Bayne tried making adjustments in the car during that lap, but nothing helped.
"When I went into the corner, as soon as I let off the gas, I said, 'I'm crashing,' because I knew it wasn't gonna slow down and it happened," Bayne said. "There was not much I could do there."
While some crewmen unloaded the backup car from the hauler, others started scavenging the trashed primary -- which sported an identical paint job to the one that will be on display in Daytona for the next 12 months -- for salvageable parts.
"I don't know what happened there," Bayne said. "I don't know why. It's the first backup car I'm gonna have to go to, but I don't know what happened to the car and why the brakes weren't right there."
Bayne turned 28 incident-free laps in final practice, sitting 33rd on the speed chart with a fast lap of 133.052 mph.
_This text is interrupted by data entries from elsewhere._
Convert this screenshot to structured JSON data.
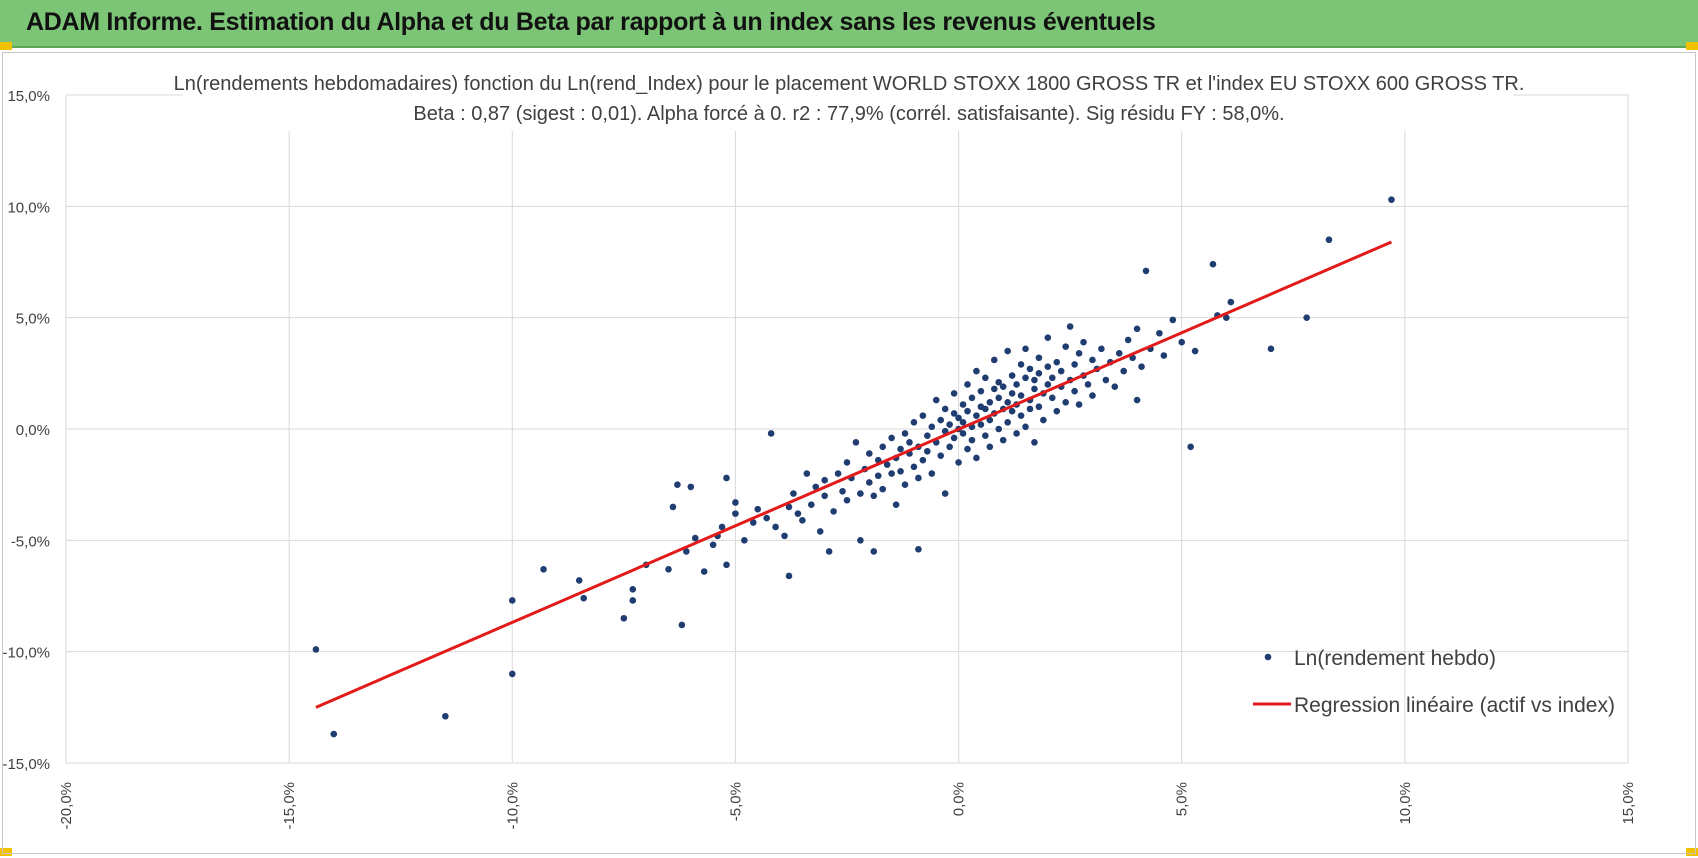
{
  "header": {
    "title": "ADAM Informe. Estimation du Alpha et du Beta par rapport à un index sans les revenus éventuels"
  },
  "colors": {
    "header_bg": "#7cc576",
    "accent_corner": "#f2c200",
    "points": "#1f3d70",
    "regression": "#e31a1a"
  },
  "chart_data": {
    "type": "scatter",
    "title": "Ln(rendements hebdomadaires) fonction du Ln(rend_Index) pour le placement WORLD STOXX 1800 GROSS TR et l'index EU STOXX 600 GROSS TR.",
    "subtitle": "Beta : 0,87 (sigest : 0,01). Alpha forcé à 0. r2 : 77,9% (corrél. satisfaisante). Sig résidu FY : 58,0%.",
    "xlabel": "",
    "ylabel": "",
    "xlim": [
      -20,
      15
    ],
    "ylim": [
      -15,
      15
    ],
    "x_ticks": [
      "-20,0%",
      "-15,0%",
      "-10,0%",
      "-5,0%",
      "0,0%",
      "5,0%",
      "10,0%",
      "15,0%"
    ],
    "y_ticks": [
      "15,0%",
      "10,0%",
      "5,0%",
      "0,0%",
      "-5,0%",
      "-10,0%",
      "-15,0%"
    ],
    "grid": true,
    "legend_position": "bottom-right",
    "series": [
      {
        "name": "Ln(rendement hebdo)",
        "kind": "scatter",
        "points": [
          [
            -14.4,
            -9.9
          ],
          [
            -14.0,
            -13.7
          ],
          [
            -11.5,
            -12.9
          ],
          [
            -10.0,
            -7.7
          ],
          [
            -10.0,
            -11.0
          ],
          [
            -9.3,
            -6.3
          ],
          [
            -8.5,
            -6.8
          ],
          [
            -8.4,
            -7.6
          ],
          [
            -7.5,
            -8.5
          ],
          [
            -7.3,
            -7.7
          ],
          [
            -7.3,
            -7.2
          ],
          [
            -7.0,
            -6.1
          ],
          [
            -6.5,
            -6.3
          ],
          [
            -6.4,
            -3.5
          ],
          [
            -6.3,
            -2.5
          ],
          [
            -6.2,
            -8.8
          ],
          [
            -6.1,
            -5.5
          ],
          [
            -6.0,
            -2.6
          ],
          [
            -5.9,
            -4.9
          ],
          [
            -5.7,
            -6.4
          ],
          [
            -5.5,
            -5.2
          ],
          [
            -5.4,
            -4.8
          ],
          [
            -5.3,
            -4.4
          ],
          [
            -5.2,
            -2.2
          ],
          [
            -5.2,
            -6.1
          ],
          [
            -5.0,
            -3.3
          ],
          [
            -5.0,
            -3.8
          ],
          [
            -4.8,
            -5.0
          ],
          [
            -4.6,
            -4.2
          ],
          [
            -4.5,
            -3.6
          ],
          [
            -4.3,
            -4.0
          ],
          [
            -4.2,
            -0.2
          ],
          [
            -4.1,
            -4.4
          ],
          [
            -3.9,
            -4.8
          ],
          [
            -3.8,
            -6.6
          ],
          [
            -3.8,
            -3.5
          ],
          [
            -3.7,
            -2.9
          ],
          [
            -3.6,
            -3.8
          ],
          [
            -3.5,
            -4.1
          ],
          [
            -3.4,
            -2.0
          ],
          [
            -3.3,
            -3.4
          ],
          [
            -3.2,
            -2.6
          ],
          [
            -3.1,
            -4.6
          ],
          [
            -3.0,
            -3.0
          ],
          [
            -3.0,
            -2.3
          ],
          [
            -2.9,
            -5.5
          ],
          [
            -2.8,
            -3.7
          ],
          [
            -2.7,
            -2.0
          ],
          [
            -2.6,
            -2.8
          ],
          [
            -2.5,
            -1.5
          ],
          [
            -2.5,
            -3.2
          ],
          [
            -2.4,
            -2.2
          ],
          [
            -2.3,
            -0.6
          ],
          [
            -2.2,
            -2.9
          ],
          [
            -2.2,
            -5.0
          ],
          [
            -2.1,
            -1.8
          ],
          [
            -2.0,
            -2.4
          ],
          [
            -2.0,
            -1.1
          ],
          [
            -1.9,
            -3.0
          ],
          [
            -1.9,
            -5.5
          ],
          [
            -1.8,
            -1.4
          ],
          [
            -1.8,
            -2.1
          ],
          [
            -1.7,
            -0.8
          ],
          [
            -1.7,
            -2.7
          ],
          [
            -1.6,
            -1.6
          ],
          [
            -1.5,
            -0.4
          ],
          [
            -1.5,
            -2.0
          ],
          [
            -1.4,
            -1.3
          ],
          [
            -1.4,
            -3.4
          ],
          [
            -1.3,
            -0.9
          ],
          [
            -1.3,
            -1.9
          ],
          [
            -1.2,
            -0.2
          ],
          [
            -1.2,
            -2.5
          ],
          [
            -1.1,
            -1.1
          ],
          [
            -1.1,
            -0.6
          ],
          [
            -1.0,
            -1.7
          ],
          [
            -1.0,
            0.3
          ],
          [
            -0.9,
            -5.4
          ],
          [
            -0.9,
            -0.8
          ],
          [
            -0.9,
            -2.2
          ],
          [
            -0.8,
            -1.4
          ],
          [
            -0.8,
            0.6
          ],
          [
            -0.7,
            -0.3
          ],
          [
            -0.7,
            -1.0
          ],
          [
            -0.6,
            -2.0
          ],
          [
            -0.6,
            0.1
          ],
          [
            -0.5,
            -0.6
          ],
          [
            -0.5,
            1.3
          ],
          [
            -0.4,
            -1.2
          ],
          [
            -0.4,
            0.4
          ],
          [
            -0.3,
            -0.1
          ],
          [
            -0.3,
            -2.9
          ],
          [
            -0.3,
            0.9
          ],
          [
            -0.2,
            -0.8
          ],
          [
            -0.2,
            0.2
          ],
          [
            -0.1,
            0.7
          ],
          [
            -0.1,
            -0.4
          ],
          [
            -0.1,
            1.6
          ],
          [
            0.0,
            0.0
          ],
          [
            0.0,
            -1.5
          ],
          [
            0.0,
            0.5
          ],
          [
            0.1,
            -0.2
          ],
          [
            0.1,
            1.1
          ],
          [
            0.1,
            0.3
          ],
          [
            0.2,
            -0.9
          ],
          [
            0.2,
            0.8
          ],
          [
            0.2,
            2.0
          ],
          [
            0.3,
            0.1
          ],
          [
            0.3,
            1.4
          ],
          [
            0.3,
            -0.5
          ],
          [
            0.4,
            0.6
          ],
          [
            0.4,
            2.6
          ],
          [
            0.4,
            -1.3
          ],
          [
            0.5,
            1.0
          ],
          [
            0.5,
            0.2
          ],
          [
            0.5,
            1.7
          ],
          [
            0.6,
            -0.3
          ],
          [
            0.6,
            0.9
          ],
          [
            0.6,
            2.3
          ],
          [
            0.7,
            0.4
          ],
          [
            0.7,
            1.2
          ],
          [
            0.7,
            -0.8
          ],
          [
            0.8,
            1.8
          ],
          [
            0.8,
            0.7
          ],
          [
            0.8,
            3.1
          ],
          [
            0.9,
            0.0
          ],
          [
            0.9,
            1.4
          ],
          [
            0.9,
            2.1
          ],
          [
            1.0,
            0.9
          ],
          [
            1.0,
            -0.5
          ],
          [
            1.0,
            1.9
          ],
          [
            1.1,
            1.2
          ],
          [
            1.1,
            3.5
          ],
          [
            1.1,
            0.3
          ],
          [
            1.2,
            2.4
          ],
          [
            1.2,
            0.8
          ],
          [
            1.2,
            1.6
          ],
          [
            1.3,
            -0.2
          ],
          [
            1.3,
            2.0
          ],
          [
            1.3,
            1.1
          ],
          [
            1.4,
            2.9
          ],
          [
            1.4,
            0.6
          ],
          [
            1.4,
            1.5
          ],
          [
            1.5,
            2.3
          ],
          [
            1.5,
            0.1
          ],
          [
            1.5,
            3.6
          ],
          [
            1.6,
            1.3
          ],
          [
            1.6,
            2.7
          ],
          [
            1.6,
            0.9
          ],
          [
            1.7,
            1.8
          ],
          [
            1.7,
            2.2
          ],
          [
            1.7,
            -0.6
          ],
          [
            1.8,
            1.0
          ],
          [
            1.8,
            3.2
          ],
          [
            1.8,
            2.5
          ],
          [
            1.9,
            1.6
          ],
          [
            1.9,
            0.4
          ],
          [
            2.0,
            2.0
          ],
          [
            2.0,
            2.8
          ],
          [
            2.0,
            4.1
          ],
          [
            2.1,
            1.4
          ],
          [
            2.1,
            2.3
          ],
          [
            2.2,
            0.8
          ],
          [
            2.2,
            3.0
          ],
          [
            2.3,
            1.9
          ],
          [
            2.3,
            2.6
          ],
          [
            2.4,
            1.2
          ],
          [
            2.4,
            3.7
          ],
          [
            2.5,
            2.2
          ],
          [
            2.5,
            4.6
          ],
          [
            2.6,
            1.7
          ],
          [
            2.6,
            2.9
          ],
          [
            2.7,
            3.4
          ],
          [
            2.7,
            1.1
          ],
          [
            2.8,
            2.4
          ],
          [
            2.8,
            3.9
          ],
          [
            2.9,
            2.0
          ],
          [
            3.0,
            3.1
          ],
          [
            3.0,
            1.5
          ],
          [
            3.1,
            2.7
          ],
          [
            3.2,
            3.6
          ],
          [
            3.3,
            2.2
          ],
          [
            3.4,
            3.0
          ],
          [
            3.5,
            1.9
          ],
          [
            3.6,
            3.4
          ],
          [
            3.7,
            2.6
          ],
          [
            3.8,
            4.0
          ],
          [
            3.9,
            3.2
          ],
          [
            4.0,
            1.3
          ],
          [
            4.0,
            4.5
          ],
          [
            4.1,
            2.8
          ],
          [
            4.2,
            7.1
          ],
          [
            4.3,
            3.6
          ],
          [
            4.5,
            4.3
          ],
          [
            4.6,
            3.3
          ],
          [
            4.8,
            4.9
          ],
          [
            5.0,
            3.9
          ],
          [
            5.2,
            -0.8
          ],
          [
            5.3,
            3.5
          ],
          [
            5.7,
            7.4
          ],
          [
            5.8,
            5.1
          ],
          [
            6.1,
            5.7
          ],
          [
            6.0,
            5.0
          ],
          [
            7.0,
            3.6
          ],
          [
            7.8,
            5.0
          ],
          [
            8.3,
            8.5
          ],
          [
            9.7,
            10.3
          ]
        ]
      },
      {
        "name": "Regression linéaire (actif vs index)",
        "kind": "line",
        "points": [
          [
            -14.4,
            -12.5
          ],
          [
            9.7,
            8.4
          ]
        ]
      }
    ]
  }
}
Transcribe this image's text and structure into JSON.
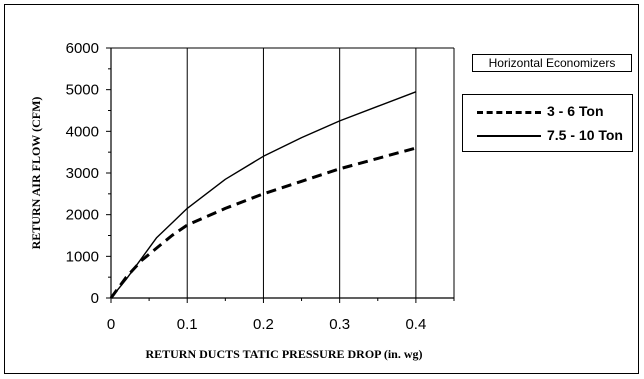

Kyle Busch paced the final practice on the flat one-mile oval at 136.085 mph, just a tick faster than Ford teammates David Ragan and Carl Edwards, as drivers made a flurry of mock qualifying runs in the final few minutes.
Travis Kvapil and A.J. Allmendinger scraped the wall twice, once in each practice, while Dave Blaney damaged the front end of his No. 36 Chevrolet in final practice when he spun and collided with the inside retaining wall coming out of Turn 2. The team was expected to use a backup for qualifying.
Landon Cassill was another driver in disbelief when the engine in his No. 60 Toyota let go in a big ball of white smoke just as he crossed the start/finish line on his first practice lap. The team spent the rest of the session putting in a replacement.
"It was an oil-pan failure," Cassill said when pressed for specifics. "The oil pan failed to hold all the parts inside."